Nearly 40 providers participated in the Rally for Recovery and provided a variety of information and resources regarding treatment options for addictions, depression, physical, sexual and emotional abuse, and mental health issues; counseling for people with postpartum depression and birth trauma; the dangers of electronic cigarettes and vaping; suicide prevention; and 12-step programs.

Garrett Hart, creator and program director of Rock and Recovery Radio, noted that the radio and online program tries to serve as a resource for those facing trauma, mental illness and recovering. It is also reaching out to their families, friends and relatives, he said.

The shows, which debuted in late 2011, feature interviews with people in recovery and past, among others, and feature music and positive messages. They can be streamed locally from 10 p.m. to midnight Monday through Friday on WKTL-FM 90.7, or by visiting www.rockandrecovery.com.

“The messages remind people that they are not alone,” he added.

Nicole Wesley, Founder and President of Howland-based Nikki’s House Recovery, noted that the 4-year nonprofit provides structure and stability for women affected by drug addiction and recently released from treatment.

It is also aligned with the Northeastern Ohio Community Alternative Program in Warren, which aims to reduce criminal behavior, reduce recidivism rates and improve public safety.

Wesley pointed out that mental illness is closely related to physical illness, in large part because “chemicals determine how your body works.”

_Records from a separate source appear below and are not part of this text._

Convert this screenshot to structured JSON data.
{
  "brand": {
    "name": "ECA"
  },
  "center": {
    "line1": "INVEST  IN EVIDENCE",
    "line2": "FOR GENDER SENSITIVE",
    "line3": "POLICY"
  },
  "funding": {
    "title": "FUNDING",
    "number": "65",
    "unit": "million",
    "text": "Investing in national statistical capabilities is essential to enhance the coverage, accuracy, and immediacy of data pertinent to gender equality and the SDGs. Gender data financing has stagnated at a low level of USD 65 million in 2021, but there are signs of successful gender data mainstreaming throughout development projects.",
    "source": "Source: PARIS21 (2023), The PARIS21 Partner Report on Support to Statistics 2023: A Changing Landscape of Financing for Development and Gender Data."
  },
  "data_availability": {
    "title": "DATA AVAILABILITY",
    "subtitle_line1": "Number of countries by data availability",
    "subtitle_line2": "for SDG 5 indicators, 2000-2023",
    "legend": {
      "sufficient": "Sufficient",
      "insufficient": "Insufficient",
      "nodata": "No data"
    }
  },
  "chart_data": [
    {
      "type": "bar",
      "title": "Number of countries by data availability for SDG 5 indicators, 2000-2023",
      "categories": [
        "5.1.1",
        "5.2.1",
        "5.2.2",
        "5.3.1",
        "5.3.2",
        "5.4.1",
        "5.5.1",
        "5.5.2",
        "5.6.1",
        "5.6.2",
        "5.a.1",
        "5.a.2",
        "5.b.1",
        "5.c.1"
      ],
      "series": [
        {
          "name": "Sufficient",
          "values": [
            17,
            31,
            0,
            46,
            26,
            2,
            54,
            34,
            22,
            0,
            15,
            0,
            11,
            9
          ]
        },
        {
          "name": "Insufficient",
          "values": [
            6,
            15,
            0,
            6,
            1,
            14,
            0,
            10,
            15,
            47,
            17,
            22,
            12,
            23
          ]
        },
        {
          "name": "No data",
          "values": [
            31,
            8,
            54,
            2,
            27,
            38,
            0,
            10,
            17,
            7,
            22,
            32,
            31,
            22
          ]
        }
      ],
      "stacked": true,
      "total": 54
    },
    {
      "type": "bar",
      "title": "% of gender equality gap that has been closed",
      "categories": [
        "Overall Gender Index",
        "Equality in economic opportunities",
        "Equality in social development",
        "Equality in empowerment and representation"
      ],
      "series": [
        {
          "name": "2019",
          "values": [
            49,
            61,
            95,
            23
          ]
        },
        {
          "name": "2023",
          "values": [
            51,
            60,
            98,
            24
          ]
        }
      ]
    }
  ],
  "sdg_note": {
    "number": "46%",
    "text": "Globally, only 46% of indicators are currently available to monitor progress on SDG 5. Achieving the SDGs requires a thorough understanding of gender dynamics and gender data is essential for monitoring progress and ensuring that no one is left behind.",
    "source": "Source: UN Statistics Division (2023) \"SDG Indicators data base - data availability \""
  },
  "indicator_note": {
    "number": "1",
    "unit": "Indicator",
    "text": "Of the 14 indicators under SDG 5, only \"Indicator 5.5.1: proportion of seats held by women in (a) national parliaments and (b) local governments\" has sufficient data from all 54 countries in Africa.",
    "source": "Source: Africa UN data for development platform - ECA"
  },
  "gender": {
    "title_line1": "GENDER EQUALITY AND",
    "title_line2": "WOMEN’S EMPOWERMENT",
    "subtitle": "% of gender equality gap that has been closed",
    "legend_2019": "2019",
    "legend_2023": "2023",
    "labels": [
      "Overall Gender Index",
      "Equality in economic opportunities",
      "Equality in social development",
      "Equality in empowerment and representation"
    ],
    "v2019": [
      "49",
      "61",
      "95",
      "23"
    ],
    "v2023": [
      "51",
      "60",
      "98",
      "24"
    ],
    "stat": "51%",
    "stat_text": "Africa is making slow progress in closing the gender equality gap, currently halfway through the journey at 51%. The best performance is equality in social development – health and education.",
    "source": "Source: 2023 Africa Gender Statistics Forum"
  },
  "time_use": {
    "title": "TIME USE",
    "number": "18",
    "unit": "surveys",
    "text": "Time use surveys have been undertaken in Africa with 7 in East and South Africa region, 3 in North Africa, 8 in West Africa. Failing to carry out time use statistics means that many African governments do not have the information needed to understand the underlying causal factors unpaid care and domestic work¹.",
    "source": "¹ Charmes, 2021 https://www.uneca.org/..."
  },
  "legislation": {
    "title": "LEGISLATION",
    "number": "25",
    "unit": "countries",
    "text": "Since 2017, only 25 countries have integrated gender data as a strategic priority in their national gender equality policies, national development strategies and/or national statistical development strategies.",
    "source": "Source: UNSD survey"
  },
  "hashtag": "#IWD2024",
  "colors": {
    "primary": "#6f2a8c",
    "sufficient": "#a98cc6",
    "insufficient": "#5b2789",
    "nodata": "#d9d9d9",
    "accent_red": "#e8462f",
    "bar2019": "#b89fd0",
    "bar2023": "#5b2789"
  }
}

“Addicts are not bad people trying to be good people; they are sick and are trying to recover, ”she said. “An addiction is not a moral flaw. It really is a disease. “

Wesley echoed Thorpe, saying opioid addictions and deaths have increased during the pandemic, mainly due to prolonged isolation and the inability of many clients to see their therapists, which has led some to heal themselves. For others, receiving stimulus checks from the government helped, as it temporarily eased their financial difficulties and their incentive to seek help, Wesley added.

She also cautioned against automatically assuming that those who received government assistance used it to feed their addictions. Instead, they needed funds for food and other essentials like anyone else who qualifies, Wesley explained.

The rally also featured a drug addiction memorial in which the names of those who lost their battle with drug addiction were read aloud and honored. A recovery walk also took place.